We’re celebrating the launch of Issue 19 by talking to our authors about what makes “Voyages” — and stories.
Lackington’s: A sestina is a type of poem with very specific rules related to its structure. “Sestina for Medea” applies at least some of these rules to a prose story. How closely did you adhere to the classical structure of a sestina, and in what ways did you depart from it?
AM: When I sat down to write a story about a voyage, my first thoughts were about structure. What would evoke a young woman leaving home, journeying to unfamiliar places, redefining herself? The sestina immediately appealed to me. A sestina uses polysemy to create a sort of beautiful progression out of repetition, and what is travel but repetition in pursuit of progress—putting one foot in front of another, packing and unpacking and repacking the same things, introducing oneself over and over to new people? The words, like the woman, are put into different contexts throughout the story. They change. And they stay the same.
One way in which I departed from the classical structure of a sestina was that I wrote an introductory paragraph that presents all six repeating words together, sort of a pre-envoi. I wanted a moment of integration at the beginning of the story, before the words begin to shift and shuffle and before this woman’s sense of self is tested. I wanted the envoi at the end to have the feeling of a reintegration.
Lackington’s: Medea is best known as a key character in the story of the Golden Fleece, helping Jason to obtain the Fleece then later marrying him and accompanying him back to Corinth. Do you see your version of Medea differing from how she is traditionally portrayed?
AM: Yes, it’s definitely a feminist reimagining of the myth. Mythic Medea is the Other. She is a barbarian, a witch, and a filicide—essentially a way to express “this is not how we do things here.” Euripides found her personal motivations, quite logically, to be rooted in her Otherness. The thing that intrigues me about the play is that it grounds her complaints in cultural differences around oath-taking and the power of women to make pacts on a par with men. In Colchis, Medea had that power. In her new context, she is retroactively stripped of it, her oaths with Jason are invalidated, and he is considered by Greek society free to marry someone else. So instead of “don’t kill your children; that’s not how we do things here,” you have “this tragedy occurred in part because of the way we do things here.” It’s a clash of cultural systems.

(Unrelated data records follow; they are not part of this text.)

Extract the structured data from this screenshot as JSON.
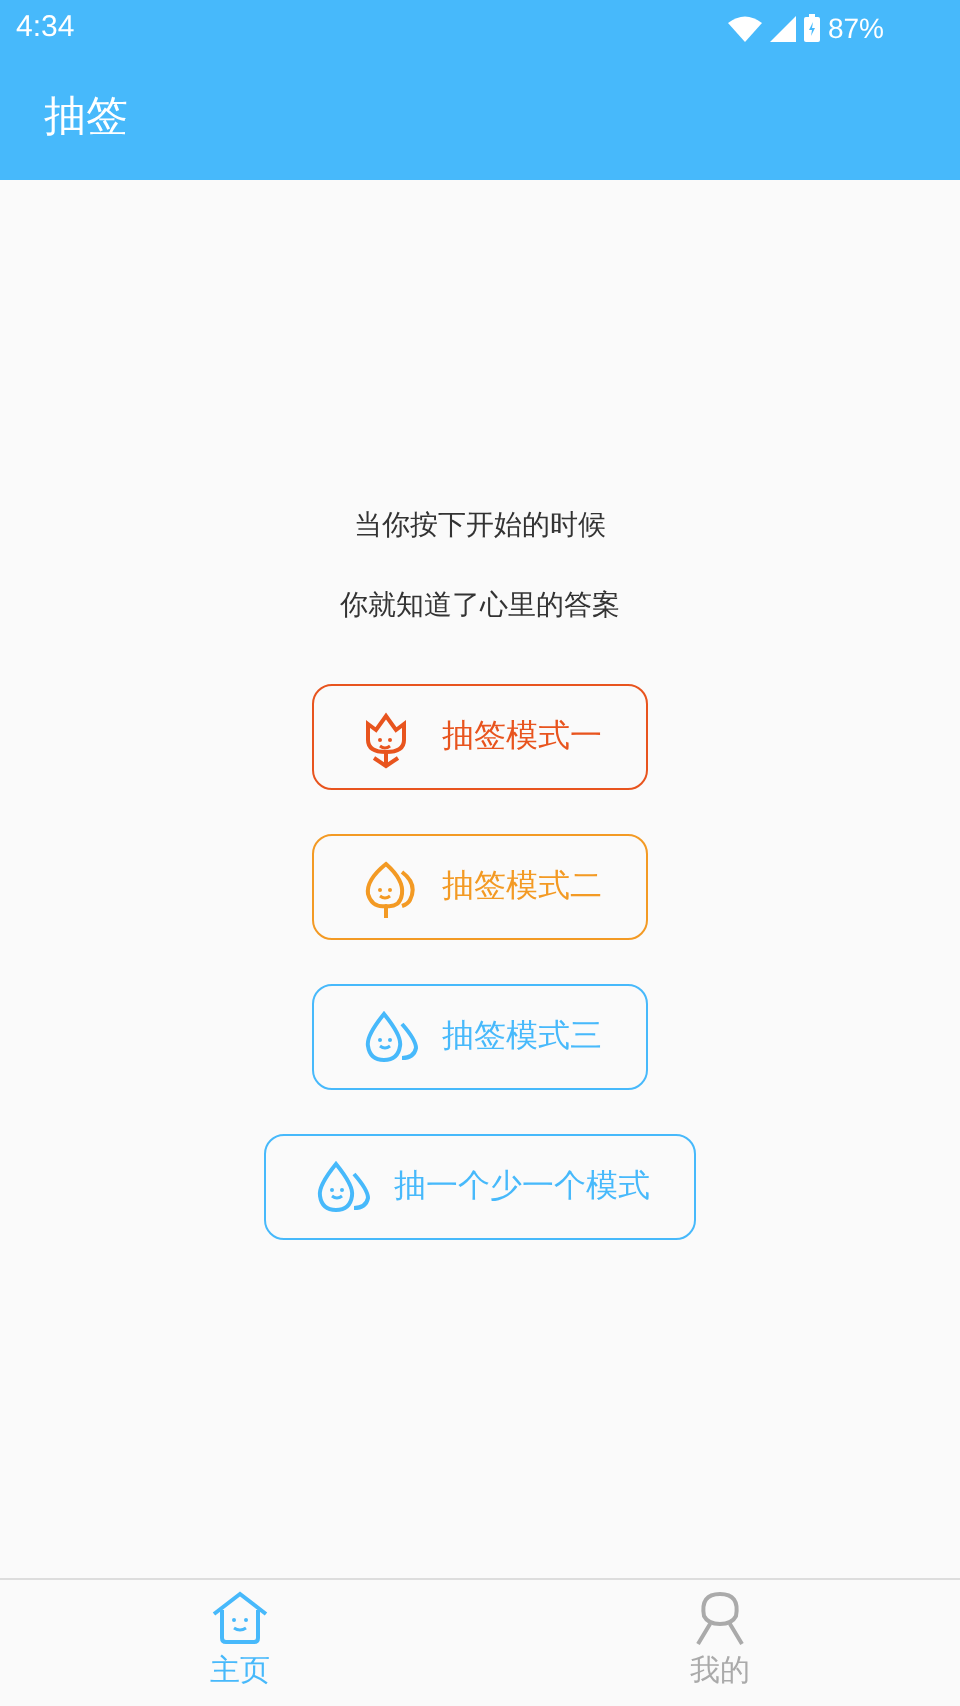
{
  "status_bar": {
    "time": "4:34",
    "battery": "87%"
  },
  "app_bar": {
    "title": "抽签"
  },
  "intro": [
    "当你按下开始的时候",
    "你就知道了心里的答案"
  ],
  "modes": [
    {
      "label": "抽签模式一",
      "kind": "flower",
      "color": "#e8541e"
    },
    {
      "label": "抽签模式二",
      "kind": "leaf",
      "color": "#f39a24"
    },
    {
      "label": "抽签模式三",
      "kind": "drop",
      "color": "#47b9fb"
    },
    {
      "label": "抽一个少一个模式",
      "kind": "drop",
      "color": "#47b9fb"
    }
  ],
  "bottom_nav": [
    {
      "label": "主页",
      "kind": "home",
      "selected": true
    },
    {
      "label": "我的",
      "kind": "person",
      "selected": false
    }
  ]
}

What I did was zero in on that detail—Medea having power at home that she does not have abroad—and apply it to a completely de-mythologized version of her. The woman in my story, like Euripides’ Medea, is stripped of power in ways she doesn’t anticipate. Her personal wealth disappears; she is forced to rely on this man she has fallen in love with, who, it turns out, sees her more as a tool than a partner. And critically, she does not speak the language of the land she is taken to and plunked down in. (What an enormous loss of power!) Yet she eventually finds a place in which she can be both potent and happy.
Lackington’s: Greek myths are often full of high emotion and drama: love affairs, murders, betrayals, and worse. Events like these occur in the margins of your story, but more of it is founded on very human feelings: the desire to travel, the alienation of being in a foreign place. Given the melodrama of the source material, why did you focus on these seemingly smaller concerns?

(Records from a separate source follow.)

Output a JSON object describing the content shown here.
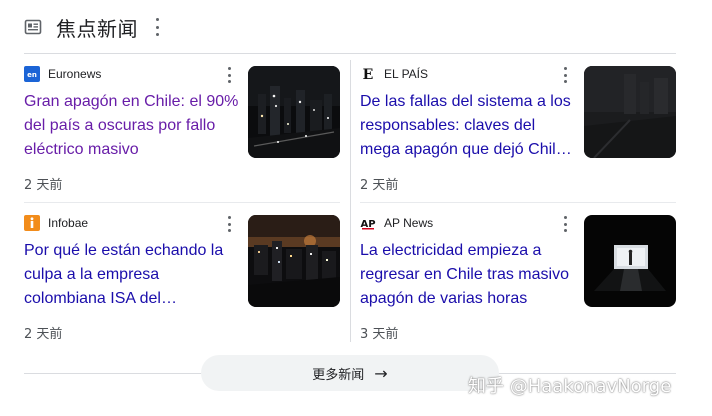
{
  "header": {
    "title": "焦点新闻",
    "icon": "newspaper-icon",
    "menu_icon": "more-vert-icon"
  },
  "cards": [
    {
      "source": "Euronews",
      "source_logo": "euronews-logo",
      "headline": "Gran apagón en Chile: el 90% del país a oscuras por fallo eléctrico masivo",
      "time": "2 天前",
      "visited": true,
      "thumbnail": "city-night-skyline-image"
    },
    {
      "source": "EL PAÍS",
      "source_logo": "el-pais-logo",
      "headline": "De las fallas del sistema a los responsables: claves del mega apagón que dejó Chil…",
      "time": "2 天前",
      "visited": false,
      "thumbnail": "dark-street-image"
    },
    {
      "source": "Infobae",
      "source_logo": "infobae-logo",
      "headline": "Por qué le están echando la culpa a la empresa colombiana ISA del…",
      "time": "2 天前",
      "visited": false,
      "thumbnail": "city-night-lights-image"
    },
    {
      "source": "AP News",
      "source_logo": "ap-news-logo",
      "headline": "La electricidad empieza a regresar en Chile tras masivo apagón de varias horas",
      "time": "3 天前",
      "visited": false,
      "thumbnail": "dark-hallway-person-image"
    }
  ],
  "more_button": {
    "label": "更多新闻",
    "icon": "arrow-right-icon"
  },
  "watermark": "知乎 @HaakonavNorge",
  "colors": {
    "link": "#1a0dab",
    "visited": "#681da8",
    "meta": "#4d5156",
    "divider": "#dadce0"
  }
}
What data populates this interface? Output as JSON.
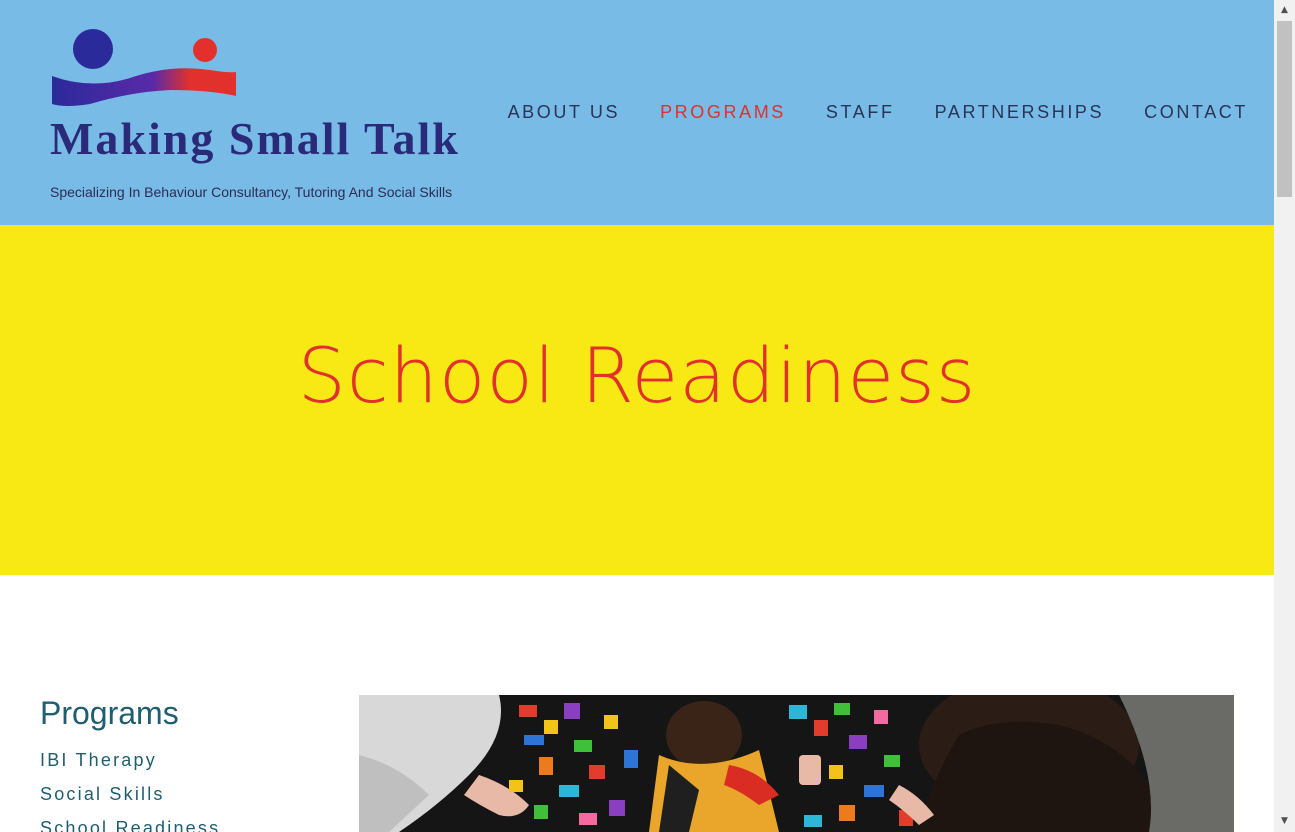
{
  "brand": {
    "name": "Making Small Talk",
    "tagline": "Specializing In Behaviour Consultancy, Tutoring And Social Skills",
    "colors": {
      "blue": "#2a2a78",
      "red": "#e2302c",
      "header_bg": "#77bbe6",
      "hero_bg": "#f8e814"
    }
  },
  "nav": {
    "items": [
      {
        "label": "ABOUT US",
        "active": false
      },
      {
        "label": "PROGRAMS",
        "active": true
      },
      {
        "label": "STAFF",
        "active": false
      },
      {
        "label": "PARTNERSHIPS",
        "active": false
      },
      {
        "label": "CONTACT",
        "active": false
      }
    ]
  },
  "hero": {
    "title": "School Readiness"
  },
  "sidebar": {
    "title": "Programs",
    "items": [
      {
        "label": "IBI Therapy"
      },
      {
        "label": "Social Skills"
      },
      {
        "label": "School Readiness"
      }
    ]
  },
  "icons": {
    "scroll_up": "chevron-up-icon",
    "scroll_down": "chevron-down-icon"
  }
}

AM: Euripides took Medea, however partially, out of the Other and gave her grounded personal motivations. I wanted to take her out of the realms of myth and tragedy altogether and inject experiences I’ve had that echo (faintly or not) the themes of the play: the overwhelming helplessness I’ve felt when shopping for groceries in a foreign place, moving somewhere for my husband’s job only to find myself trapped in an apartment day after day trying to figure out what my role might be, and (in absence of a tragic ending) the gradual, satisfying process of belonging.
There’s room in the realm of smaller concerns for catastrophic action—the woman’s decision to rob her own family, her decision to leave the man and go out into the world penniless and alone—but because there is no longer a tragic destiny to be fulfilled, there’s also room for long-term growth and self-discovery. I wanted to see a Medea completely free of the deaths of those children, reflecting on the first part of her story and coming to understand the impulses of her younger self; a Medea who is compelling not because she is scary and inhumane, but because she is relatable and human.
Lackington’s: Is there something about unconventional modes of storytelling that you find especially compelling? Why do we need to make space for stories that don’t always work the way that readers have come to expect?
AM: When I read stories with unconventional structures or ways of getting at things, I almost feel like I’m doing something physically risky. It gets the blood pumping that way—I’ll never forget reading Kelly Link’s “Lull” in a gymnasium full of other people and feeling like my heart was going to burst out of my chest with delight. There’s an element of taking an active stake in the story, when it’s not so surface-level consumable, and I love that. I love the emotional payoff.
I also love that there are so many ways for stories to be unconventional, which leaves room for the satisfying traditional storytelling elements to coexist alongside the challenging ones. There’s so much out there! We should all be taking more chances when we read.
Alexandra Munck has filleted walleye on an island in Canada, hiked down a gorge in Greece, and gotten lost in a car park in Nottingham. She lives in Illinois and dreams of writing fantasy that is alive with robust constructed languages. This is her speculative fiction debut.